The Smithsonian Associates Civil War E-Mail Newsletter, Volume 4, Number 9

When my son was six years old, his class went on their first field trip to downtown Washington. When I picked him up that night, he excitedly ran into my arms and said, "We went into Ford's Theatre--Lincoln was shot there when he was watching a movie--and my teacher even knows who did it!"

I thought I knew who did it, too, until I read Blood on the Moon.

Dr. Steers explains in the Preface why he was motivated to write the book. Of the thousands dealing with the assassination, the vast majority of books are by non-academics who used secondary or tertiary sources to support their assassination theories. These theories include the view that Booth operated alone; that Booth wasn't even there; that Jefferson Davis planned and approved it; that Mary Surratt was innocent; that Dr. Samuel Mudd was just a kindly country doctor; and, that Booth escaped from the burning barn and lived into old age selling real estate in south Texas.

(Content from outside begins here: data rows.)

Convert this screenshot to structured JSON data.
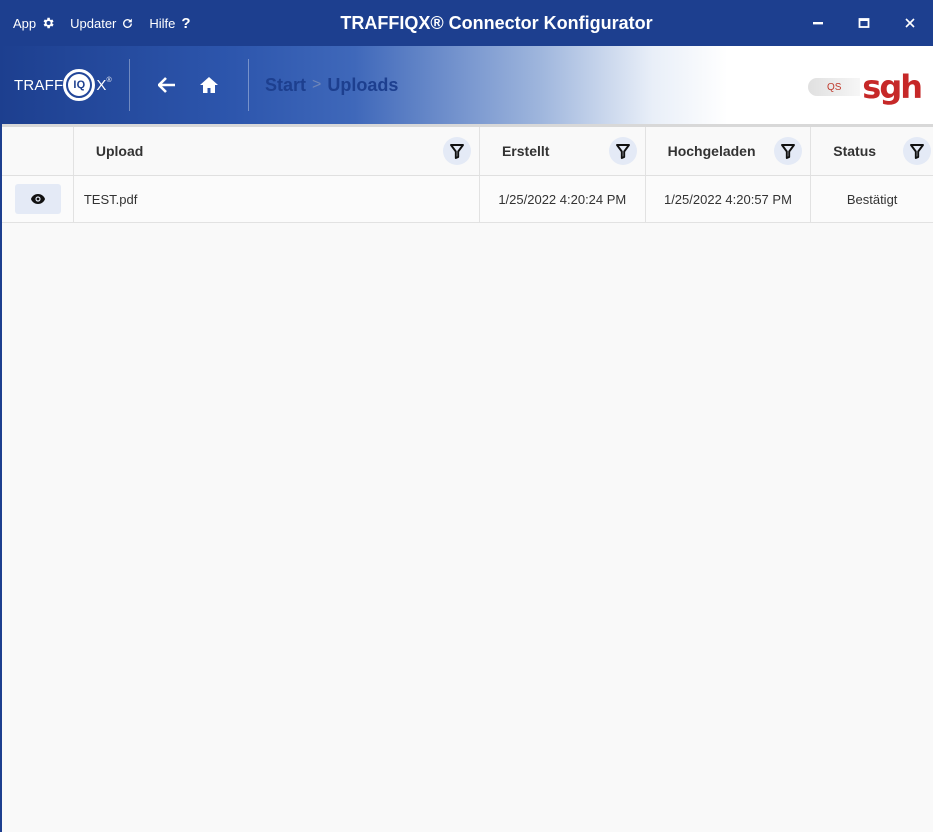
{
  "titlebar": {
    "menu": [
      {
        "label": "App",
        "icon": "gear-icon"
      },
      {
        "label": "Updater",
        "icon": "refresh-icon"
      },
      {
        "label": "Hilfe",
        "icon": "question-icon"
      }
    ],
    "title": "TRAFFIQX® Connector Konfigurator",
    "color": "#1d3f8f"
  },
  "header": {
    "logo_text": "TRAFF",
    "logo_circle": "IQ",
    "logo_tail": "X",
    "logo_mark": "®",
    "breadcrumb": {
      "root": "Start",
      "separator": ">",
      "current": "Uploads"
    },
    "brand_badge": "QS",
    "brand_logo": "sgh"
  },
  "table": {
    "columns": [
      "Upload",
      "Erstellt",
      "Hochgeladen",
      "Status"
    ],
    "rows": [
      {
        "upload": "TEST.pdf",
        "erstellt": "1/25/2022 4:20:24 PM",
        "hochgeladen": "1/25/2022 4:20:57 PM",
        "status": "Bestätigt"
      }
    ]
  }
}
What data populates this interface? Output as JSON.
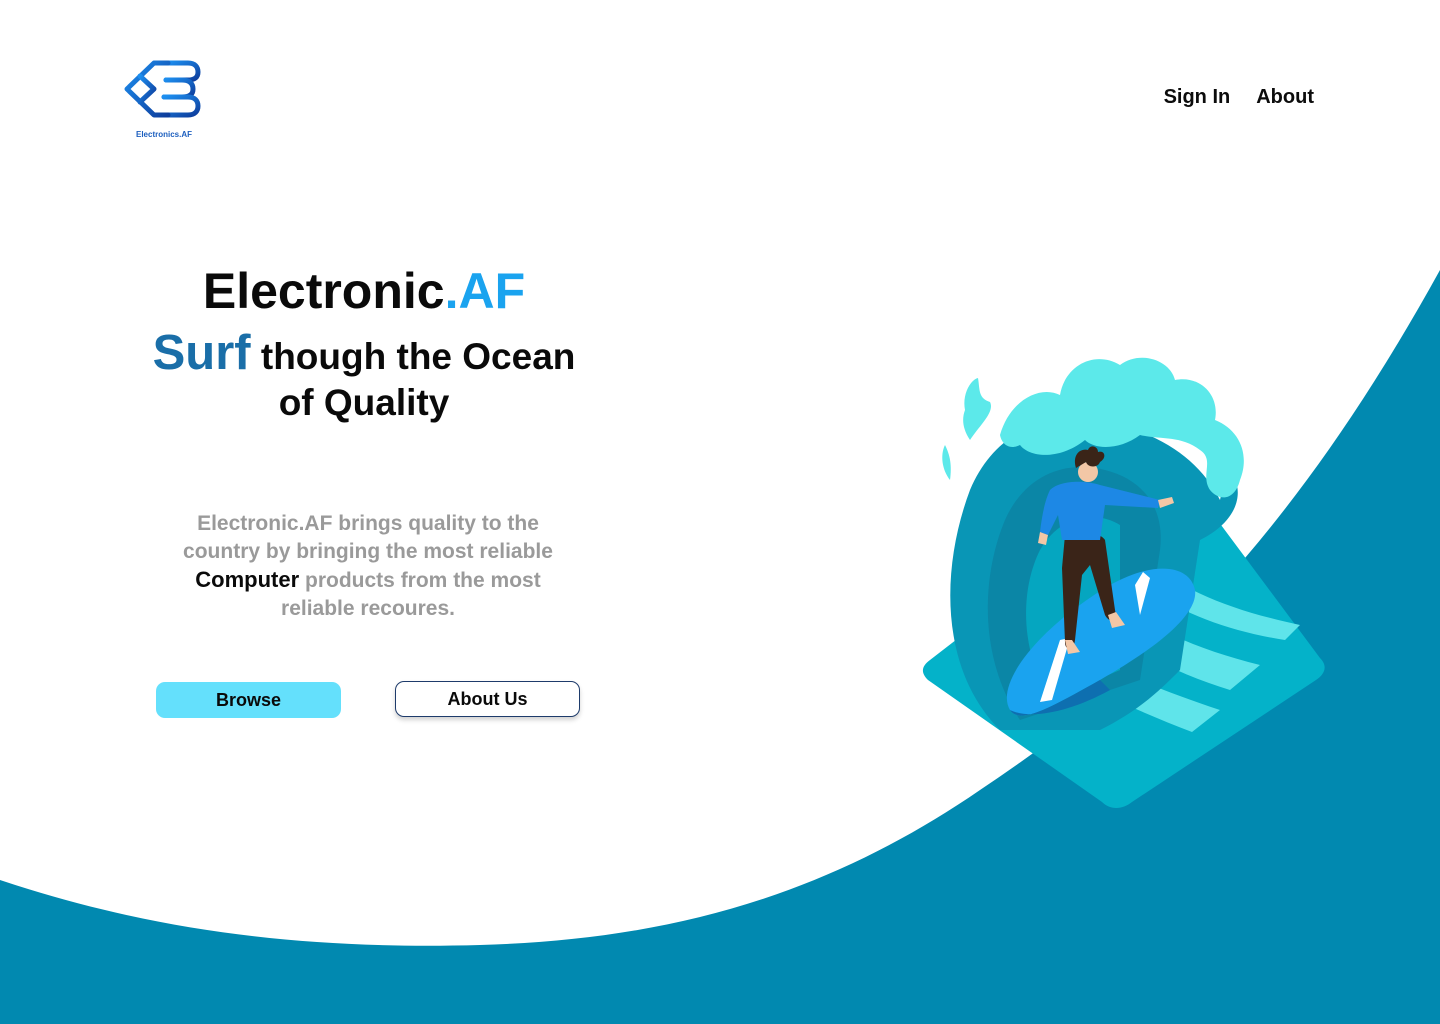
{
  "brand": {
    "logo_text": "Electronics.AF"
  },
  "nav": {
    "sign_in": "Sign In",
    "about": "About"
  },
  "hero": {
    "title_main": "Electronic",
    "title_accent": ".AF",
    "tagline_highlight": "Surf",
    "tagline_line1_rest": " though the Ocean",
    "tagline_line2": "of Quality",
    "description_part1": "Electronic.AF brings quality to the country by bringing the most reliable ",
    "description_strong": "Computer",
    "description_part2": " products from the most reliable recoures."
  },
  "buttons": {
    "browse": "Browse",
    "about_us": "About Us"
  },
  "colors": {
    "ocean": "#0189b0",
    "accent": "#1aa3ef",
    "surf_text": "#1a6ea8",
    "browse_button": "#64e0fc",
    "about_border": "#1e3b6b",
    "description_text": "#9a9a9a"
  },
  "icons": {
    "logo": "electronics-af-logo",
    "illustration": "surfer-wave-illustration"
  }
}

Dr. Steers was not originally an academic historian either, but a research scientist at the National Institutes of Health. He puts that training to good use by scientifically evaluating the records. Then, he uses those scientific results to factually establish which Lincoln assassination research of the past has merit and which does not. He culls from this every possible assassination scenario and arrives at the only answer, not just to the question, "Who did it?" but also, "Who was responsible for it?"

Steers begins with a modern day visit to Ford's Theatre, combining the National Park Service ranger's talk and his own observations to tell us what is real and what isn't. As an operational theater, Ford's is decorated for that evening's play, and not as Laura Keene or Abraham and Mary Lincoln last saw it. That's not real. But, the feeling we get from reading the ranger's excited description of events, as Steers relates it, makes us feel we're in Ford's Theatre that night, with the gaslights turned low. The box is also redone to represent how it appeared that evening. Is the Lincoln rocking chair real? No, the real one is on exhibit in Detroit. Ford's has just a reproduction. But, we know the box itself, the box where the Lincolns sat, is real. And the door leading to the box is real. The door with the hole cut out, the hole that Booth used to gain entry, shoot Lincoln, stab Major Rathbone, then jump to the stage and escape into the night. That's real. But we still don't know who did it.

Steers ends by unraveling the complex story. The true story. The factual story of what led up to these events. The events that congealed on April 14, 1865 to place John Wilkes Booth behind that door with the hole carved out, with the other people who were, metaphorically, standing beside him. Many historians, professional or not, have tried to tell this story. But it took Steers' meticulous approach to convince us. He tells the real story of the assassination of Abraham Lincoln. It's compelling, it's exciting, and it's real. Now we all know who did it.